Before I got married people did not let me hear word-it was as if they looked for different opportunities to remind me that, Nne, time is no longer on your side, a woman is like a flower and withers quickly, "ale obirin o kin kpe su"...they were only wishing me well. It is good to get married early (if it happens) but if it doesn't...here are 7 reasons why getting married later is not a terrible thing.
You have time to DISCOVER yourself. The emphasis is on "discovery" because a lot of people go through life not knowing who they really are, the more you wait before getting married the more you're likely to discover yourself, your ideal career and generally the type of life you want.
Perspectives change as we get older. What I liked and wanted when I was 19 totally changed when I was in my mid twenties-even though I could swear say na like this I like my own thing at 25, I ended up not liking at 27. People change, give yourself allowance to grow and change.
You have time to be "free". Make decisions without real consequences. Travel. You can even afford to live from alert to alert without any sense of responsibility. Why do you think there's the term "responsible married man/woman"? You can buy anything with your last dime. Sleep over at your friends house 3 times a week...you no send anybody. Go on soun, explore!
You grow up. Maturity for some people is not about age, but with age comes experience and experience teaches you how to handle life. Your expectations are more realistic-you don't believe marriage is about taking selfies, seksing and living happily ever after. Marriage is not for children.
Build your future. If you're smart, the time before you get married is time you can use to focus on your career, start a business, even it it fails, you start again all because of point 3. Invest your self in building and saving for your future because marriage may "slow you down" career wise if you're a woman.
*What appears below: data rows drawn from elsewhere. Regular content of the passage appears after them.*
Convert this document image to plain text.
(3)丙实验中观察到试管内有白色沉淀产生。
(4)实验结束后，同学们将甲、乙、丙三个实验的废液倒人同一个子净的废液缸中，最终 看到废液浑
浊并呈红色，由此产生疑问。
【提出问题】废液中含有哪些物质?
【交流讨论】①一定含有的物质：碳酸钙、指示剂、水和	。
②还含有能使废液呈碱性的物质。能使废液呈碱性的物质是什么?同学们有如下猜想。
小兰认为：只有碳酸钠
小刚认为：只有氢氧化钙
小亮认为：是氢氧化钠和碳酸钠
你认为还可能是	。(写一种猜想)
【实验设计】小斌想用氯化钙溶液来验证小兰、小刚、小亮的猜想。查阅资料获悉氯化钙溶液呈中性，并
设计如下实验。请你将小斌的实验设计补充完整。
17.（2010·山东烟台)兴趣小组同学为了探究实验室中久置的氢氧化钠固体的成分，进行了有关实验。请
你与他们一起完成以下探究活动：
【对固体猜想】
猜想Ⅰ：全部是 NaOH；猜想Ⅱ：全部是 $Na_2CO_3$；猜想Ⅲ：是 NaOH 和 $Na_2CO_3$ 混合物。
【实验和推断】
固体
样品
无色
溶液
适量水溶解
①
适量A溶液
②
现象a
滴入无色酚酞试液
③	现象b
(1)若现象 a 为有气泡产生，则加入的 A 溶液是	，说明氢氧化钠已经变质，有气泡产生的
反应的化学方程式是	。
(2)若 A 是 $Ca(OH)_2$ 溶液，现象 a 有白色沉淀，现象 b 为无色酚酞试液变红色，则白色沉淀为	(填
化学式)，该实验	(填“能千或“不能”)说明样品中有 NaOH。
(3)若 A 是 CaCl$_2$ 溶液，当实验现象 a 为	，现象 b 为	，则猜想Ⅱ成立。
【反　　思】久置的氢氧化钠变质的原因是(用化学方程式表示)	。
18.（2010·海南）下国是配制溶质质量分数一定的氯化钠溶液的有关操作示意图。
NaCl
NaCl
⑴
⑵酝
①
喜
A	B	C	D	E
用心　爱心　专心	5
You know what you want. Not because you know it all but because you've had time to discover yourself, what you like and what you refuse to deal with (I use the term "refuse" because it's a choice you're making to deal with something or not). You basically know yourself and now you know yourself you know what you who and what you want in a relationship and marriage.
You are grateful. When you eventually get married you appreciate it more because you remember all the times you spent catching bouquets at all your friends weddings (not that it's a terrible thing). Single? You've been there, done that and you are 100% in this phase of life you're in now. You do not feel like you missed out on anything.
These are some of the many advantages of getting married later so if you're still single...enjoy it while it lasts and appreciate every season of your life. Let me know if you got married later and the advantages and disadvantages you faced in the comments section.